Question

Let X represent the full height of a certain species of tree. Assume that X has a normal distribution with a mean of 191.8 ft and a standard deviation of 4 ft. A tree of this type grows in my backyard, and it stands 182.2 feet tall. Find the probability that the height of a randomly selected tree is as tall as mine or shorter.

Answer 1

0.0082 = 0.82% probability that the height of a randomly selected tree is as tall as mine or shorter.

Explanation:

When the distribution is normal, we use the z-score formula.

In a set with mean
`\mu` and standard deviation
`\sigma`, the zscore of a measure X is given by:

`Z = (X - \mu)/(\sigma)`

The Z-score measures how many standard deviations the measure is from the mean. After finding the Z-score, we look at the z-score table and find the p-value associated with this z-score. This p-value is the probability that the value of the measure is smaller than X, that is, the percentile of X. Subtracting 1 by the pvalue, we get the probability that the value of the measure is greater than X.

Assume that X has a normal distribution with a mean of 191.8 ft and a standard deviation of 4 ft.

This means that
`\mu = 191.8, \sigma = 4`

A tree of this type grows in my backyard, and it stands 182.2 feet tall.
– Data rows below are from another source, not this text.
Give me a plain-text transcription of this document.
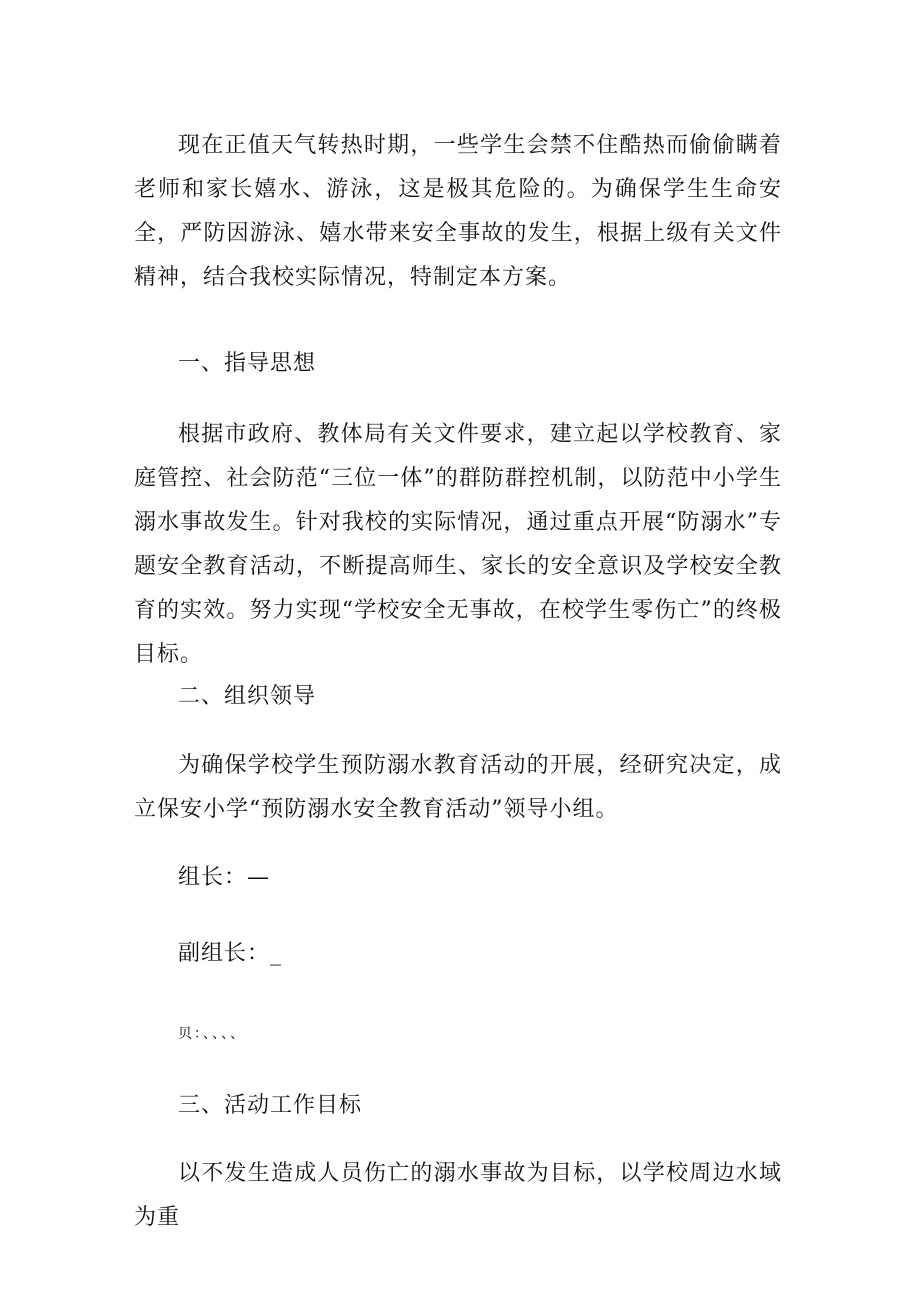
现在正值天气转热时期，一些学生会禁不住酷热而偷偷瞒着老师和家长嬉水、游泳，这是极其危险的。为确保学生生命安全，严防因游泳、嬉水带来安全事故的发生，根据上级有关文件精神，结合我校实际情况，特制定本方案。

一、指导思想

根据市政府、教体局有关文件要求，建立起以学校教育、家庭管控、社会防范“三位一体”的群防群控机制，以防范中小学生溺水事故发生。针对我校的实际情况，通过重点开展“防溺水”专题安全教育活动，不断提高师生、家长的安全意识及学校安全教育的实效。努力实现“学校安全无事故，在校学生零伤亡”的终极目标。

二、组织领导

为确保学校学生预防溺水教育活动的开展，经研究决定，成立保安小学“预防溺水安全教育活动”领导小组。

组长：—

副组长：_

贝：、、、、

三、活动工作目标

以不发生造成人员伤亡的溺水事故为目标，以学校周边水域为重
Find the probability that the height of a randomly selected tree is as tall as mine or shorter.

This is the pvalue of Z when X = 182.2. So

`Z = (X - \mu)/(\sigma)`

`Z = (182.2 - 191.8)/(4)`

`Z = -2.4`

`Z = -2.4` has a pvalue of 0.0082

0.0082 = 0.82% probability that the height of a randomly selected tree is as tall as mine or shorter.